Il Museo d'arte di Coira, nel suo intenso programma dedicato all'arte contemporanea, presenta una retrospettiva che riassume il percorso sviluppato in quattro decenni di carriera da Thomas Hirschhorn. Si tratta di un progetto che interpreta l'arte come luogo aperto, orizzontale e politico, dove passato e presente collidono con affascinante libertà.

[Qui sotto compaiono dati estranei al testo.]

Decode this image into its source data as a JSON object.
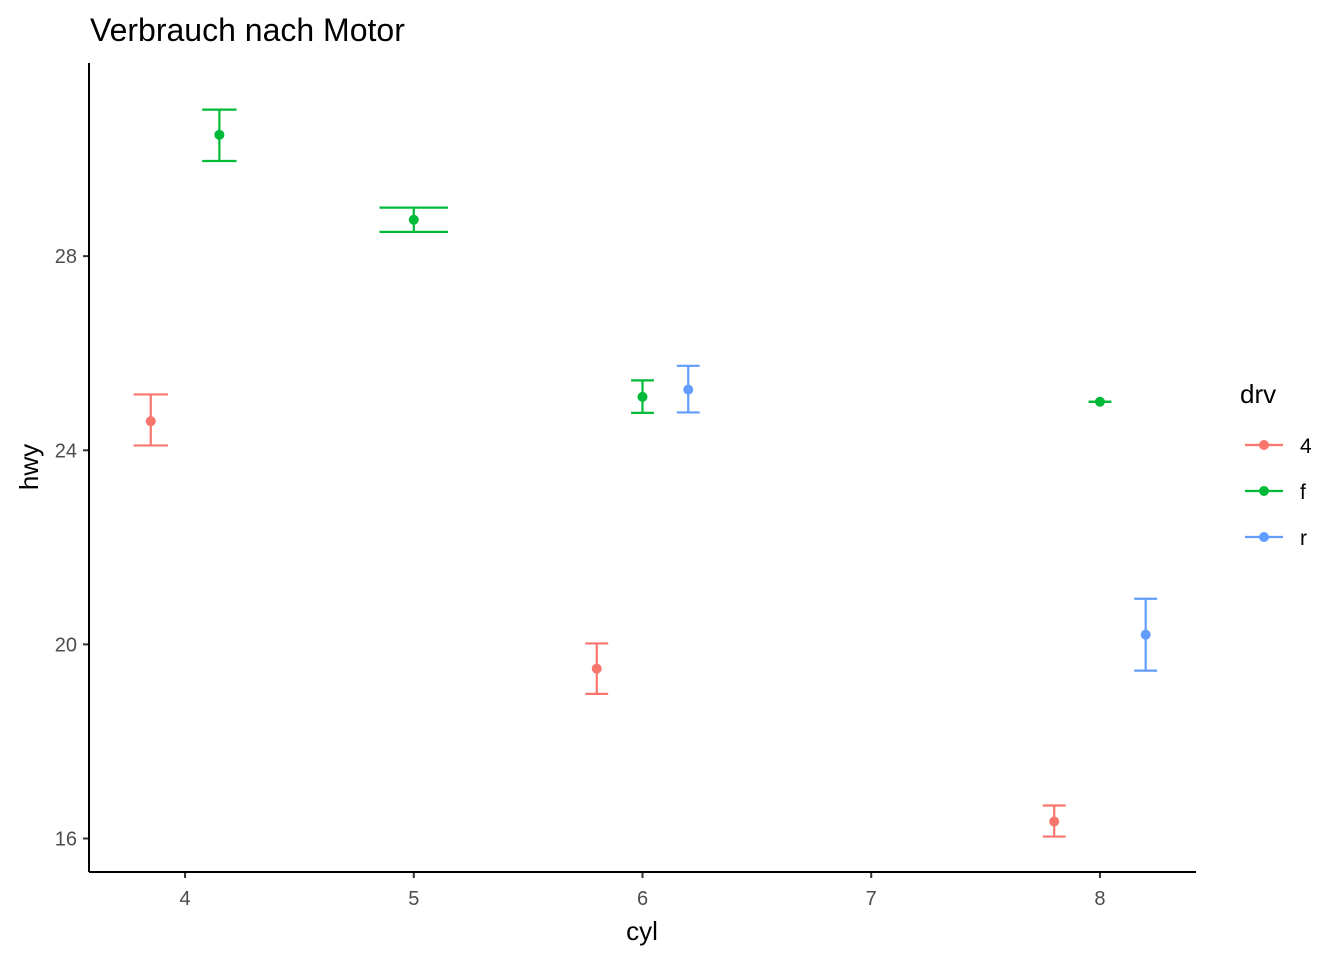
{
  "chart_data": {
    "type": "scatter",
    "title": "Verbrauch nach Motor",
    "xlabel": "cyl",
    "ylabel": "hwy",
    "xlim": [
      3.58,
      8.42
    ],
    "ylim": [
      15.31,
      31.98
    ],
    "x_ticks": [
      "4",
      "5",
      "6",
      "7",
      "8"
    ],
    "y_ticks": [
      "16",
      "20",
      "24",
      "28"
    ],
    "grid": false,
    "legend": {
      "title": "drv",
      "position": "right"
    },
    "series": [
      {
        "name": "4",
        "color": "#F8766D",
        "points": [
          {
            "x": 4,
            "y": 24.6,
            "ymin": 24.1,
            "ymax": 25.15
          },
          {
            "x": 6,
            "y": 19.5,
            "ymin": 18.98,
            "ymax": 20.02
          },
          {
            "x": 8,
            "y": 16.35,
            "ymin": 16.04,
            "ymax": 16.68
          }
        ]
      },
      {
        "name": "f",
        "color": "#00BA38",
        "points": [
          {
            "x": 4,
            "y": 30.5,
            "ymin": 29.96,
            "ymax": 31.02
          },
          {
            "x": 5,
            "y": 28.75,
            "ymin": 28.5,
            "ymax": 29.0
          },
          {
            "x": 6,
            "y": 25.1,
            "ymin": 24.77,
            "ymax": 25.44
          },
          {
            "x": 8,
            "y": 25.0,
            "ymin": 25.0,
            "ymax": 25.0
          }
        ]
      },
      {
        "name": "r",
        "color": "#619CFF",
        "points": [
          {
            "x": 6,
            "y": 25.25,
            "ymin": 24.78,
            "ymax": 25.74
          },
          {
            "x": 8,
            "y": 20.2,
            "ymin": 19.46,
            "ymax": 20.94
          }
        ]
      }
    ]
  }
}
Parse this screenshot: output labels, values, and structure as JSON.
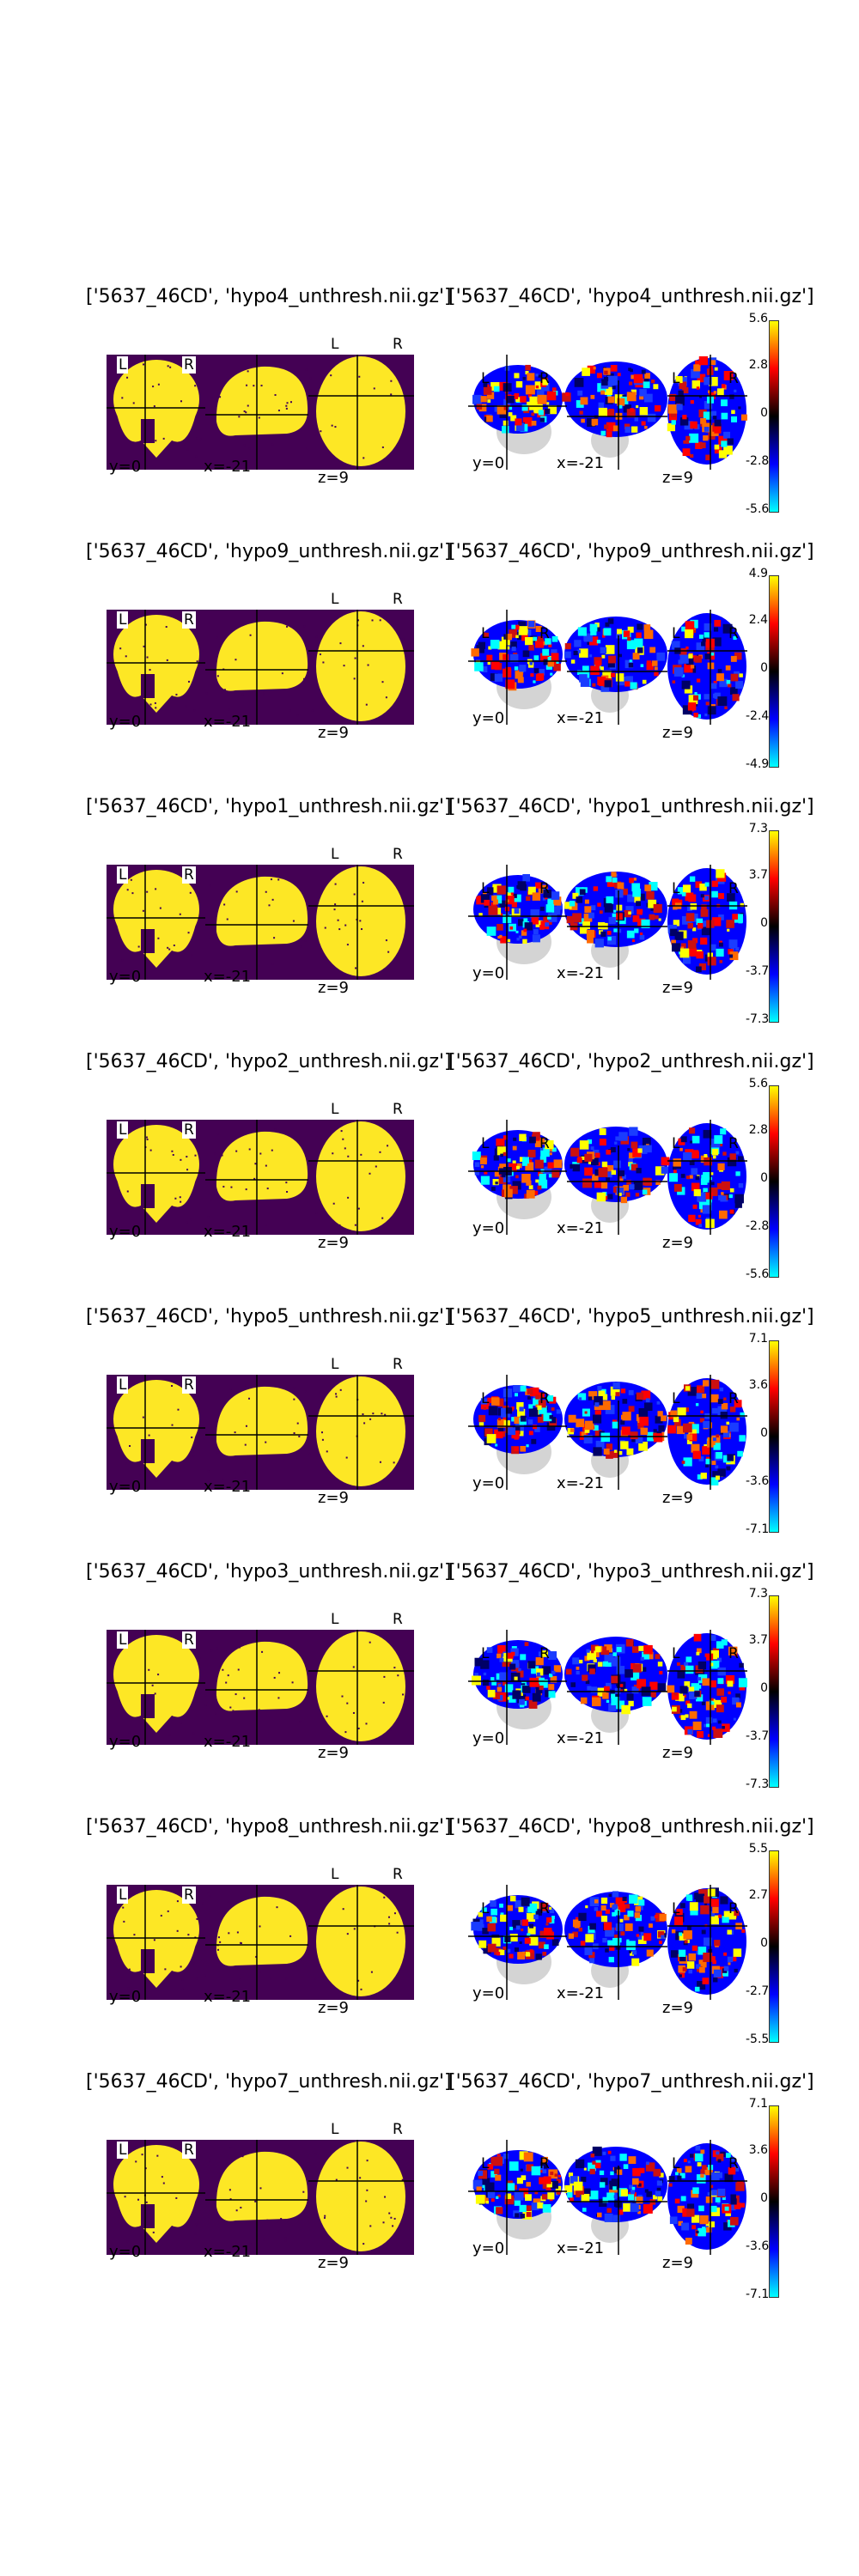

MY ATLAS (questo il titolo dell'esposizione) si ispira dichiaratamente all'Atlante Mnemosyne del teorico della cultura Aby Warburg, unanimemente considerato tra le opere concettualmente più significative nella storia dell'arte moderna.

Warburg tra il 1925 e il 1929 dispose, su una serie di tavole nere, immagini di epoche e culture diverse, senza data né nome, ma capaci di individuare la persistenza forme, gesti e simboli provenienti dalla memoria collettiva. Hirschhorn parte da questa intuizione per tradurla nel suo inconfondibile linguaggio artistico. L'architettura espositiva di MY ATLAS si sviluppa in nove spazi di misura variabile disposti su due livelli. Al visitatore l'artista offre una mappa visiva composta da 45 tavole posate direttamente sul pavimento realizzate con cartone rivestito da nastro adesivo in un formato fisso di 2,40 m di altezza, 1,60 m di larghezza e 10 cm di spessore. Raccolgono documenti, immagini recuperate ovunque sia stato possibile, disegni, schizzi e opere originali.